巫王俟藺封感到自己的認知受到了前所未有的衝擊。魔修者……對偷盜之事,居然如此理直氣壯。
宿清雲手覆在陰陽珠墜上,神識在其中一探,蹙眉。“那鎮宗之寶長何模樣?”
唐玉澤比劃了下,道:“應該是圓形的,嗯,這麼大。”
“師弟,是那面銅鏡。”君烜墨提醒。
宿清雲哦了一聲,手裡多了一物,正是一面鏡子。
“這便是邪風宗的鎮宗之寶?”他舉著鏡子,展示在眾人面前。
從拍賣會回來後,他把儲物戒裡的東西轉移到陰陽珠墜裡時,便發現了這面鏡子,當時問師兄,師兄也說不出個所以然來。他本以為這是儲物戒原主的東西,未料竟是唐玉澤趁機塞進來的。
“只是一面鏡子,有何獨特之處?”齊二問。
“這便是鎮宗之寶?看不出來呀。”阿玲道。
“確實是一面鏡子。”雲逸塵點頭。
唐玉澤起身,向宿清雲行禮。“此物有機關,若想看到它的真面目,需破解機關。
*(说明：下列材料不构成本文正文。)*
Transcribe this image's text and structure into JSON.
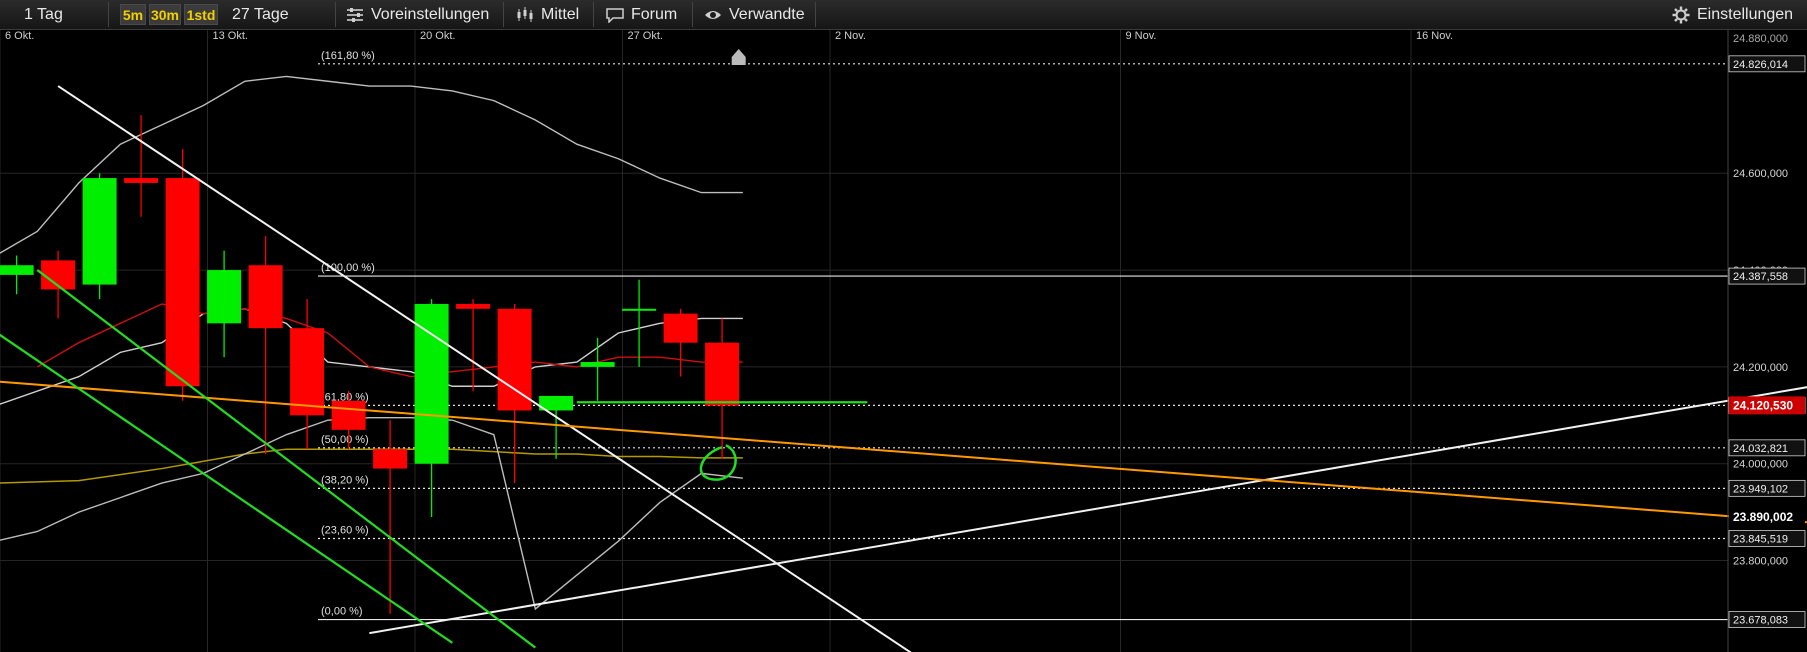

”
宿清雲了然,用玄靈之氣托著銅鏡,送到了唐玉澤面前,唐玉澤恭敬地雙手接過。
眾人皆好奇地盯著他,想看看這銅鏡究竟神奇在哪裡,為何被邪風宗奉為鎮宗之寶。
唐玉澤精通機關之術,當初得了此物後,一眼便看穿其上精湛的機關,欣喜之餘,愛不釋手,於是很快它便成了他的囊中之物。
銅鏡到了他手裡,也不知他如何撥弄,鏡面上的晶體倏地發出一道柔和的光芒,整個鏡子懸浮了起來,唐玉澤嘴角一揚,修長的手指在鏡子背面的神獸圖騰上快速地移動,那圖騰竟發生了變化。
眾人只覺得眼前一亮,銅鏡突然消失了,取而代之的,是一隻龍頭馬身,麟腳獅身的怪獸,通體灰白色,背有羽翅,渾身泛著淡淡的螢光。
當它出現在殿堂裡時,眾人感到精神一振,心情舒暢了,仿佛所有煩惱都煙消雲散。
俟藺封不由自主地摸了摸胸口,那一直壓在心頭的死氣,好像消失了,身體輕盈了幾分,經脈通暢。
“竟是辟邪。”君烜墨饒有興趣地道。
“辟邪?”宿清雲聯想到傳說中的神獸。“莫非……是貔貅?”
貔貅為龍九子之一,象徵仁與瑞,大富人家喜歡將之雕成玉石像,擺放在大門口,即可避凶邪,又可招財保平安。
他還是凡人時,一直認為傳說中的神獸,多為杜撰,今日卻在此處看到了真正的貔貅。不過,連蜃龍都有了,出現貔貅似乎也沒有什麼好奇怪的。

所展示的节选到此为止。